Я открыл, что Алла – моя сводная сестра. Лора выдохнула. Сообщила, что захватила зубную щетку, а еще… Тут она сделала игривую паузу, и я понял – а еще ночнушку.
Лора медленными движениями мыла посуду. Будто успокаивала себя. Я сказал, что постелю ей на веранде. Она пришла помогать. Я пошел стелить себе в кабинете. Лора пришла помочь заправить пододеяльник.
Меня сковывала сестра на втором этаже. Кажется, она это почувствовала. Позвала.
– Братик, не вздумай меня стесняться. Слышишь?
Я пожал ей руку, она задержала ее.
– Юра, давай попробуем найти Мишу.
Это было неожиданное предложение. Я не знал, что ответить. Сказывалось крайне неприятное воспоминание о мачехе Ольге. Хотя, подумал я сейчас, у этой мегеры вполне мог вырасти хороший сын. И этот сын, возможно, знает, что у него есть сестра и брат. И он, возможно, был бы совсем не против встретиться.
– У них своя семья. У нас будет своя, – добавила Алла.

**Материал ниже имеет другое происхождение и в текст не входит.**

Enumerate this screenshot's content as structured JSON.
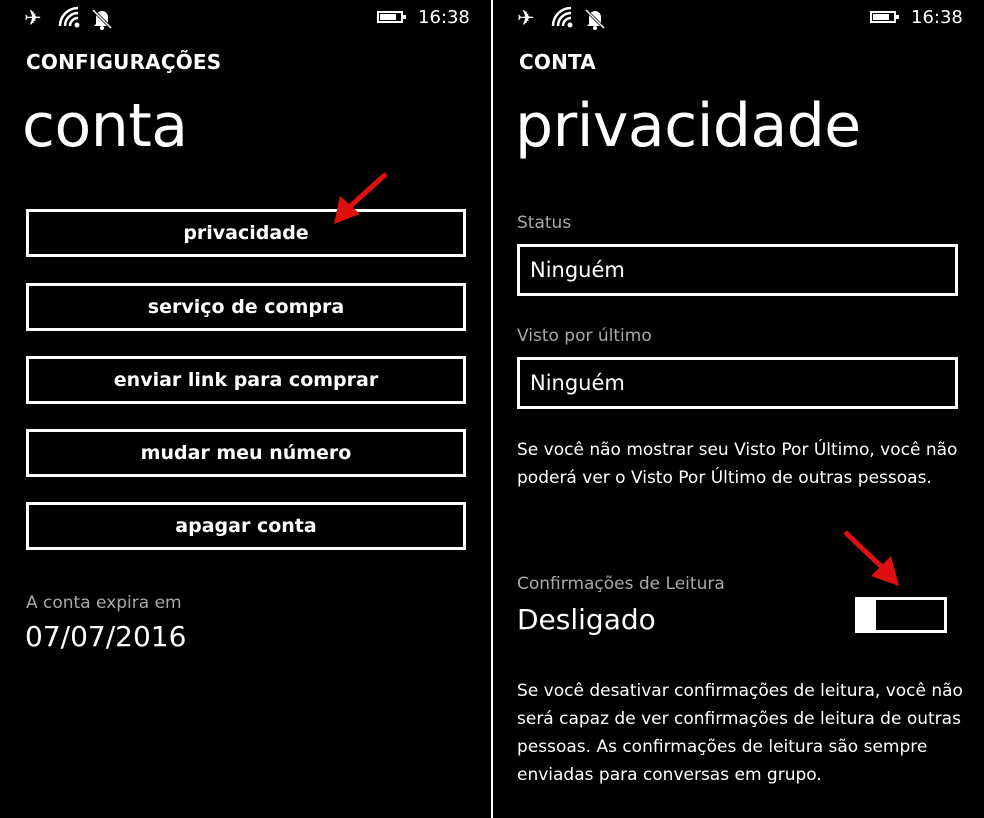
{
  "status_bar": {
    "time": "16:38",
    "battery_level": 0.8
  },
  "left": {
    "section_title": "CONFIGURAÇÕES",
    "page_title": "conta",
    "buttons": [
      {
        "label": "privacidade"
      },
      {
        "label": "serviço de compra"
      },
      {
        "label": "enviar link para comprar"
      },
      {
        "label": "mudar meu número"
      },
      {
        "label": "apagar conta"
      }
    ],
    "expire_label": "A conta expira em",
    "expire_date": "07/07/2016"
  },
  "right": {
    "section_title": "CONTA",
    "page_title": "privacidade",
    "status_label": "Status",
    "status_value": "Ninguém",
    "last_seen_label": "Visto por último",
    "last_seen_value": "Ninguém",
    "last_seen_note": "Se você não mostrar seu Visto Por Último, você não poderá ver o Visto Por Último de outras pessoas.",
    "read_receipts_label": "Confirmações de Leitura",
    "read_receipts_state": "Desligado",
    "read_receipts_on": false,
    "read_receipts_note": "Se você desativar confirmações de leitura, você não será capaz de ver confirmações de leitura de outras pessoas. As confirmações de leitura são sempre enviadas para conversas em grupo."
  },
  "colors": {
    "background": "#000000",
    "foreground": "#ffffff",
    "muted": "#a8a8a8",
    "arrow": "#e01010"
  },
  "icons": [
    "airplane-icon",
    "wifi-icon",
    "bell-off-icon",
    "battery-icon",
    "red-arrow-icon"
  ]
}
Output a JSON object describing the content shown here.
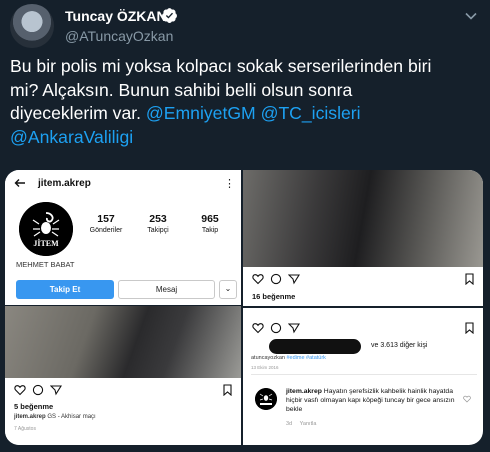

Она еще не знала последней новости. Я не успел поделиться. Витя вдрызг разругался со Стасиком. Средний брат стал обращаться с младшим чересчур свысока. После ссоры Стасик удалил упоминание о Вите из своей биографии. Короче, их семьи больше нет. Но я не сказал сейчас об этом Алле. Мне не хотелось, чтобы это сообщение переросло в разговор. Я не мог задерживаться. Я сказал только, что мы еще обсудим идею найти брата Мишу.
Я вернулся к Лоре. Она стояла у окна, зябко обхватив себя за плечи. Была середина сентября, а я еще не включал отопление. Лора предложила согреться глинтвейном. В ее пакете оказалась бутылка сухого красного вина. У меня нашлись специи: корица и гвоздика. Анис мы накапали из рыболовного пузырька.
Я разжег камин. Когда от глинтвейна поднялся парок, я позвал Аллу. Усадил обеих в кресла, укутал пледами, подал бокалы. Им было хорошо. А мне было хорошо оттого, что им хорошо. Я продолжил разговор с Аллой. У каждого своя правда, густо замешанная на себялюбии и эгоизме. И это естественно. Так уж мы строены. Но есть еще правда самой жизни, свободная от страстей и пристрастий. Она и есть настоящая правда. А как сказано у Василия Розанова, правда выше солнца, выше неба, выше Бога: ибо если и Бог начинался бы не с правды – он не Бог, и небо – трясина, и солнце – медная посуда.
Когда говоришь, то чаще всего не так важно, что говоришь. Важно, как на тебя при этом смотрят. У Аллы был взгляд все понимающей, настрадавшейся женщины. У Лоры были глаза женщины, которая умеет добиваться своего. Они были нужны мне, а я – им. Это было намного больше того, чего я мог еще ожидать от жизни.